Yamazaki Maso est, dans la japanoise, une sorte d'autorité tutélaire, une figure mythique et anthologique du genre. Masonna en est son incarnation terrestre (osez me dire que cet homme n'a pas des allures divines dans l'exercice de cet art) au milieu du foisonnement de groupes que son inventivité a pu générer. Masonna, c'est l'acronyme du nom de cet album et c'est la prolongation du nom de scène de l'artiste (preuve en est de tout l'affection qu'il lui porte), comme c'est un calembour pour tourner Madonna en dérision (Onne = femme en japonais ; Masonna parle donc d'une femme masochiste, on ne va pas chipoter sur l'onomastique pour savoir de qui il parle, vous avez bien compris.) Masonna en concert, c'est parfois un set de quelques secondes, qui consiste en rien de moins que Yamazaki Maso qui saute hystériquement comme un dégénéré habité par tous les démons de tous les folklores terrestres réunis tout en détruisant son matériel à petit feu. Yamazaki Maso est un humain légendaire, oxymore qui n'en est plus une lorsque l'on parle de lui.
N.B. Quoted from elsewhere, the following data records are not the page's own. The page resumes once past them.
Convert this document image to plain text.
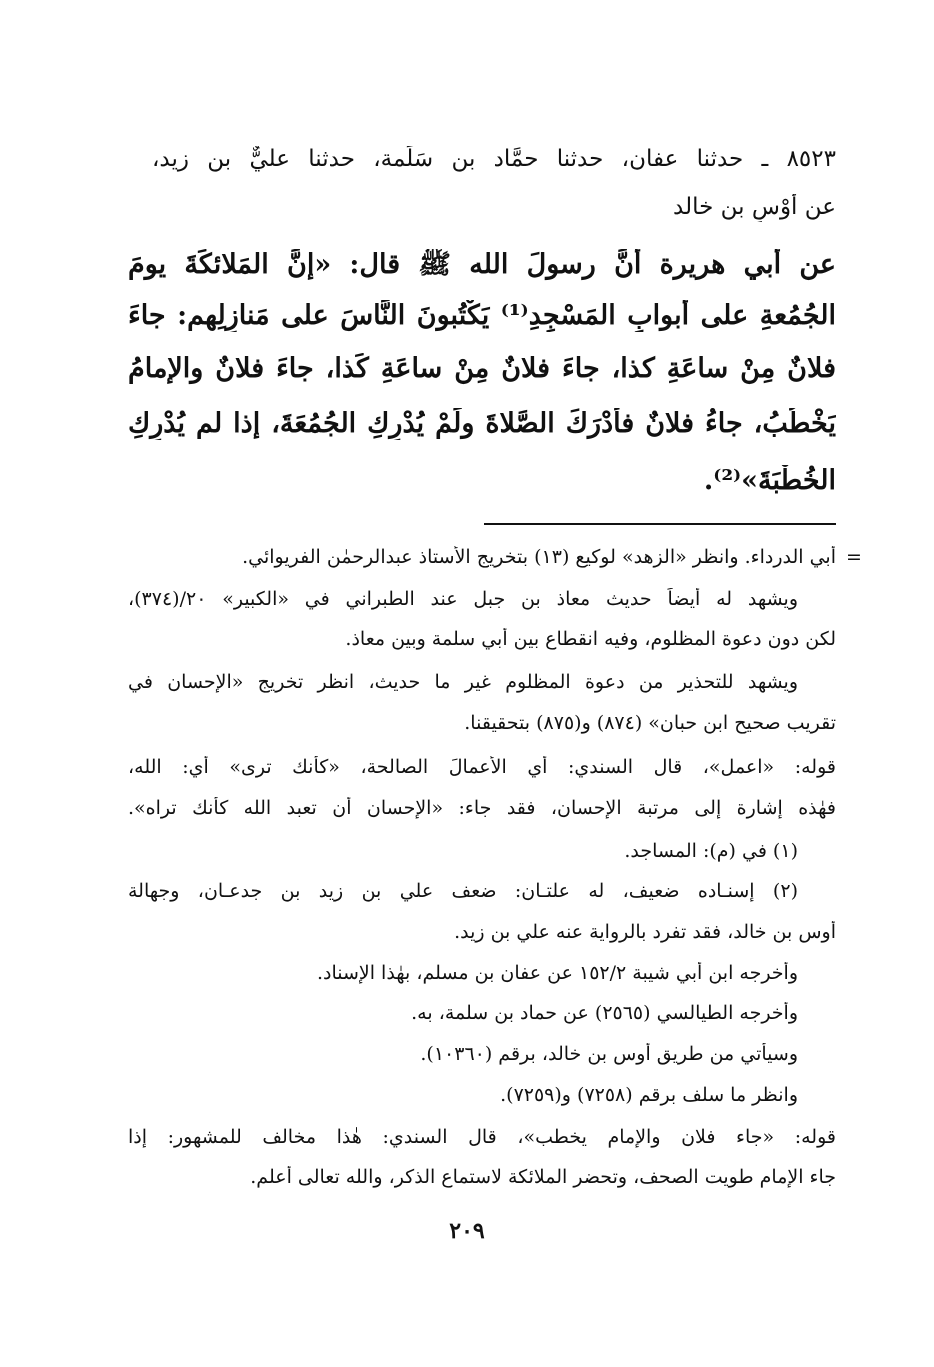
٨٥٢٣ ـ حدثنا عفان، حدثنا حمَّاد بن سَلَمة، حدثنا عليٌّ بن زيد،
عن أَوْسِ بن خالد
عن أبي هريرة أنَّ رسولَ الله ﷺ قال: «إنَّ المَلائكَةَ يومَ
الجُمُعةِ على أبوابِ المَسْجِدِ⁽¹⁾ يَكْتُبونَ النَّاسَ على مَنازِلِهم: جاءَ
فلانٌ مِنْ ساعَةِ كذا، جاءَ فلانٌ مِنْ ساعَةِ كَذا، جاءَ فلانٌ والإمامُ
يَخْطُبُ، جاءُ فلانٌ فأدْرَكَ الصَّلاةَ ولَمْ يُدْرِكِ الجُمُعَةَ، إذا لم يُدْرِكِ
الخُطْبَةَ»⁽²⁾.
=
أبي الدرداء. وانظر «الزهد» لوكيع (١٣) بتخريج الأستاذ عبدالرحمٰن الفريوائي.
ويشهد له أيضاً حديث معاذ بن جبل عند الطبراني في «الكبير» ٢٠/(٣٧٤)،
لكن دون دعوة المظلوم، وفيه انقطاع بين أبي سلمة وبين معاذ.
ويشهد للتحذير من دعوة المظلوم غير ما حديث، انظر تخريج «الإحسان في
تقريب صحيح ابن حبان» (٨٧٤) و(٨٧٥) بتحقيقنا.
قوله: «اعمل»، قال السندي: أي الأعمالَ الصالحة، «كأنك ترى» أي: الله،
فهٰذه إشارة إلى مرتبة الإحسان، فقد جاء: «الإحسان أن تعبد الله كأنك تراه».
(١) في (م): المساجد.
(٢) إسنـاده ضعيف، له علتـان: ضعف علي بن زيد بن جدعـان، وجهالة
أوس بن خالد، فقد تفرد بالرواية عنه علي بن زيد.
وأخرجه ابن أبي شيبة ١٥٢/٢ عن عفان بن مسلم، بهٰذا الإسناد.
وأخرجه الطيالسي (٢٥٦٥) عن حماد بن سلمة، به.
وسيأتي من طريق أوس بن خالد، برقم (١٠٣٦٠).
وانظر ما سلف برقم (٧٢٥٨) و(٧٢٥٩).
قوله: «جاء فلان والإمام يخطب»، قال السندي: هٰذا مخالف للمشهور: إذا
جاء الإمام طويت الصحف، وتحضر الملائكة لاستماع الذكر، والله تعالى أعلم.
٢٠٩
Mademoiselle Anne Sanglante Ou Notre Nymphomanie Auréolé, c'est de la folie furieuse ; c'est la perte de toute notion rythmique, l'oblitération de toute ligne mélodique ou harmonique, la suppression de la tonalité, c'est peut-être même l'absence de parole dans ce magma de braillement suraigus ; l'art conceptuel dans toute son envergure. C'est le résultat du broyage conjoint de tout ce qui peut faire musique dans une même composition, qui se fera honneur en retour de broyer votre raison. Dans ces débordements de déstructuration instrumentale et de grésillements de chaîne hi-fi cassée, ne reste plus qu'une cacophonie entrecoupée des vociférations démentes de Maso ; toutes les pistes sont brouillées, quasiment toute velléité d'interprétation réduite à néant. De la musique où plus rien n'est musical. Est-ce encore de la musique ? Selon vous, n'est-ce que le rituel bruitiste d'un compositeur naïf et inexpérimenté ou la redéfinition de l'art sonore par un incommensurable génie musical ?
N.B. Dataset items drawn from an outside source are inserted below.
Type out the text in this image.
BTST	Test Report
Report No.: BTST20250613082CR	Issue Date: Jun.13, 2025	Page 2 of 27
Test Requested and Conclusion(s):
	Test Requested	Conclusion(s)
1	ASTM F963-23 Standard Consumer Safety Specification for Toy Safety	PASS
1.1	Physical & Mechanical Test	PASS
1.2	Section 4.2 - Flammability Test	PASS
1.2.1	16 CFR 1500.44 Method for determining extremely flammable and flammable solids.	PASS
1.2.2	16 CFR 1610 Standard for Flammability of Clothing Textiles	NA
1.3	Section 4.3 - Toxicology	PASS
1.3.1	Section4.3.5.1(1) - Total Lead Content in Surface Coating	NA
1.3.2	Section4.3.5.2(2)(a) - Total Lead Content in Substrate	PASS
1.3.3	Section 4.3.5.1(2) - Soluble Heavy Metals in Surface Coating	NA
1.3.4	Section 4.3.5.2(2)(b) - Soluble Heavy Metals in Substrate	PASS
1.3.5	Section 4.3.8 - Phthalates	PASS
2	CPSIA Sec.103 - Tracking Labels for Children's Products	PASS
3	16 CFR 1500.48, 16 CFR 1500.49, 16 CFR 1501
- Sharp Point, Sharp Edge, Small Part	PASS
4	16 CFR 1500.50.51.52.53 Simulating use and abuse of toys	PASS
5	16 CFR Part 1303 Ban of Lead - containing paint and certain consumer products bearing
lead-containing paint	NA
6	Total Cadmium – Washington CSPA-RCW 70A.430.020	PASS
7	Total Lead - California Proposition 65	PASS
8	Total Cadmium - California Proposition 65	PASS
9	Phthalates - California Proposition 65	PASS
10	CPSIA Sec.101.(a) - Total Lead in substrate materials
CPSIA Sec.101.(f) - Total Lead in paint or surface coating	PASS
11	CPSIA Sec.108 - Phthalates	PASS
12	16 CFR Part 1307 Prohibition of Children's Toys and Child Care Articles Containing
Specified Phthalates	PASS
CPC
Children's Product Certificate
Possibilité de réponse : Maso vous a libéré un passage vers la compréhension sonore, à l'instar de Zarathoustra avec Dieu et l'homme il vous a expliqué ce qu'il restait du son et ce qu'il allait devenir après la mort de la musique ; ici l'entropie, la destruction du signifiant pour mieux expliciter le signifié unique qu'il reste à tout ça : la musique est morte, les sons s'émancipent pour ne plus devenir qu'un terme générique ; ils prennent leur liberté pour mieux se soumettre à l'expérimentation et dépasser leur tutelle musicale. A défaut de brouiller les pistes, Maso vous en a offert de nouvelles ; emparez-vous de ces sons, créez à votre tour, les sons désormais vous appartiennent, puisqu'ils sont universels, et qu'à l'instar du monde qui vous entoure vous êtes, à l'issu de cette écoute, devenu fou.